BOOK BLING gives CITW FOUR 1/2 STARS!
MEET THE AUTHOR
Ric Wasley is a writer and lecturer as well as the author of the popular McCarthy Mystery Series set in Boston in 1968
Ric has a 40 year professional career history in advertising, publishing and marketing in Boston, New York and San Francisco. He has degrees in history and psychology and has been trained in debating, public speaking and stage acting. A large part of his 40 year career was spent in numerous professional and business settings as a presenter and featured speaker at seminars and professional meetings.

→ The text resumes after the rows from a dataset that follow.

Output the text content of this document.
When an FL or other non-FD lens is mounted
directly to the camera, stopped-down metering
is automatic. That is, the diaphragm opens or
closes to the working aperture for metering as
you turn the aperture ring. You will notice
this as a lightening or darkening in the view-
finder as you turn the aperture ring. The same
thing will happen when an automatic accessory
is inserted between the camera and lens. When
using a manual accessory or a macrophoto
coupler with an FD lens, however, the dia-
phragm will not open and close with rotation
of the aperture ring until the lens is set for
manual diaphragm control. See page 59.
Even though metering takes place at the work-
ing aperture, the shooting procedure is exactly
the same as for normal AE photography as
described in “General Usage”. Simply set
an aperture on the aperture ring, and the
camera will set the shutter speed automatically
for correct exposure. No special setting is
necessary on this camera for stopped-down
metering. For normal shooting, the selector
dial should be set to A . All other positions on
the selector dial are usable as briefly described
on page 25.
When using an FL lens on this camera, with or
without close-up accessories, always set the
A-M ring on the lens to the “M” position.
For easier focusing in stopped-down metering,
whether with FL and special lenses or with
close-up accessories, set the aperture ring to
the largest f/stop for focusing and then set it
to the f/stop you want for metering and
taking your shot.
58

Ric has been a visiting professor at Worcester Polytech Institute. He also teaches a popular course on marketing for authors at prominent venues such as the venerable “Cape Cod Writers Conference”.
Of the five books in the McCarthy series which include the first two, Shadow of Innocence and Acid Test the most recent is, The Scrimshaw, the third in the McCarthy Mystery Series, which was released in late 2009. That will be followed by “Black Velvet Band, scheduled for 2014. In addition to the first two McCarthy Mysteries, Ric has also authored Midnight Blue, a quirky vampire tale that combines spectral creatures and nightwalkers with sex, drugs and Rock & Roll! Followed by Echoes Down a Dark Well, a paranormal thriller about reincarnation.

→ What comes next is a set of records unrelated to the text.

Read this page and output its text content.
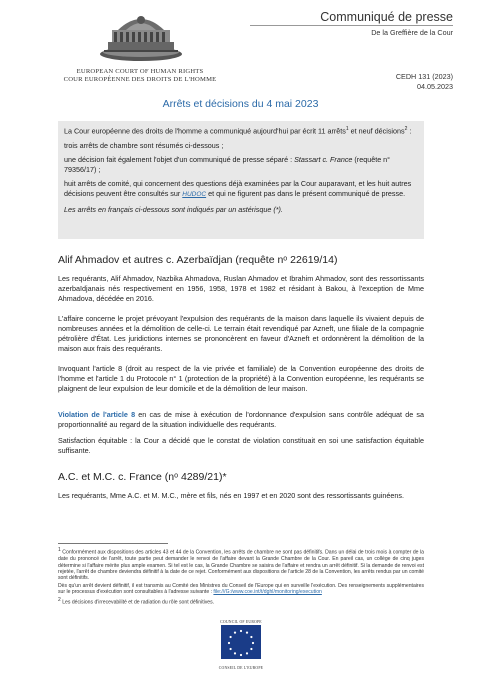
EUROPEAN COURT OF HUMAN RIGHTS
COUR EUROPÉENNE DES DROITS DE L'HOMME
Communiqué de presse
De la Greffière de la Cour
CEDH 131 (2023)
04.05.2023
Arrêts et décisions du 4 mai 2023

La Cour européenne des droits de l'homme a communiqué aujourd'hui par écrit 11 arrêts$^1$ et neuf décisions$^2$ :

trois arrêts de chambre sont résumés ci-dessous ;

une décision fait également l'objet d'un communiqué de presse séparé : Stassart c. France (requête n° 79356/17) ;

huit arrêts de comité, qui concernent des questions déjà examinées par la Cour auparavant, et les huit autres décisions peuvent être consultés sur HUDOC et qui ne figurent pas dans le présent communiqué de presse.

Les arrêts en français ci-dessous sont indiqués par un astérisque (*).

Alif Ahmadov et autres c. Azerbaïdjan (requête nᵒ 22619/14)

Les requérants, Alif Ahmadov, Nazbika Ahmadova, Ruslan Ahmadov et Ibrahim Ahmadov, sont des ressortissants azerbaïdjanais nés respectivement en 1956, 1958, 1978 et 1982 et résidant à Bakou, à l'exception de Mme Ahmadova, décédée en 2016.

L'affaire concerne le projet prévoyant l'expulsion des requérants de la maison dans laquelle ils vivaient depuis de nombreuses années et la démolition de celle-ci. Le terrain était revendiqué par Azneft, une filiale de la compagnie pétrolière d'État. Les juridictions internes se prononcèrent en faveur d'Azneft et ordonnèrent la démolition de la maison aux frais des requérants.

Invoquant l'article 8 (droit au respect de la vie privée et familiale) de la Convention européenne des droits de l'homme et l'article 1 du Protocole n° 1 (protection de la propriété) à la Convention européenne, les requérants se plaignent de leur expulsion de leur domicile et de la démolition de leur maison.

Violation de l'article 8 en cas de mise à exécution de l'ordonnance d'expulsion sans contrôle adéquat de sa proportionnalité au regard de la situation individuelle des requérants.

Satisfaction équitable : la Cour a décidé que le constat de violation constituait en soi une satisfaction équitable suffisante.

A.C. et M.C. c. France (nᵒ 4289/21)*

Les requérants, Mme A.C. et M. M.C., mère et fils, nés en 1997 et en 2020 sont des ressortissants guinéens.

1 Conformément aux dispositions des articles 43 et 44 de la Convention, les arrêts de chambre ne sont pas définitifs. Dans un délai de trois mois à compter de la date du prononcé de l'arrêt, toute partie peut demander le renvoi de l'affaire devant la Grande Chambre de la Cour. En pareil cas, un collège de cinq juges détermine si l'affaire mérite plus ample examen. Si tel est le cas, la Grande Chambre se saisira de l'affaire et rendra un arrêt définitif. Si la demande de renvoi est rejetée, l'arrêt de chambre deviendra définitif à la date de ce rejet. Conformément aux dispositions de l'article 28 de la Convention, les arrêts rendus par un comité sont définitifs.

Dès qu'un arrêt devient définitif, il est transmis au Comité des Ministres du Conseil de l'Europe qui en surveille l'exécution. Des renseignements supplémentaires sur le processus d'exécution sont consultables à l'adresse suivante : file:///G:/www.coe.int/t/dghl/monitoring/execution

2 Les décisions d'irrecevabilité et de radiation du rôle sont définitives.

COUNCIL OF EUROPE
CONSEIL DE L'EUROPE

Ric has also authored the semi-autobiographical novella; At my Window with a Broken Wing, and two short stories; Embers and The Night. Plus a brand new story, Long Black Veil, that appears in the anthology, Weirdly Vol. 3, released in 2010.
Ric’s newest novel is Candle in the Wind, a Historical/Mystery from Wild Child Publishing and it will be available in April in both print and eBooks wherever they are sold.
Just like Mick in his McCarthy Mysteries Series, Ric thrived on music in the sixties and performed as a folksinger and in several rock bands all over New England. He played regularly in the Harvard Sq. folk music clubs in the late 60’s where he met music legends such as Bob Dylan and Joan Baez.
Wasley has been involved in both print and broadcast media as well as writing for business and commercial markets for over 30 years and continues to consult for a major media company. In addition to his novels and short stories, he has been published in several literary magazines in L.A. and San Francisco while living in California. Wasley currently divides his time between the Boston Metro-West and his home on Cape Cod where he continues to write, lecture and create worlds where the unexpected thrives.
Ric Wasley – Author – Speaker
Mystery Writers of America and the Cape Cod Writers Group
Author of The McCarthy Mystery Series:
The Scrimshaw – A McCarthy Mystery - 2008
Shadow of Innocence - A McCarthy Mystery - 2007
Acid Test – A McCarthy Mystery – 2004
Midnight Blue - A Mystery/Vampire/Romance - 2010
Echoes down a Dark Well – Tell-Tale Publishing - 2012
And New! … Candle in the Wind – Released in April 2013 from Wild Child Publishing
At my Window with a Broken Wing – Contemporary/Romance – 2009
Embers – Historical - 2008
The Night – Vampire - 2008
Long Black Veil – (Weirdly 3 – Anthology) Historical/Paranormal – 2010
6/5/2013 10:42:17 pm
Thank you for hosting
6/6/2013 09:57:45 am
Nice review--4.5 stars! Excellent. It sounds like Candle in the Wind required a lot of research.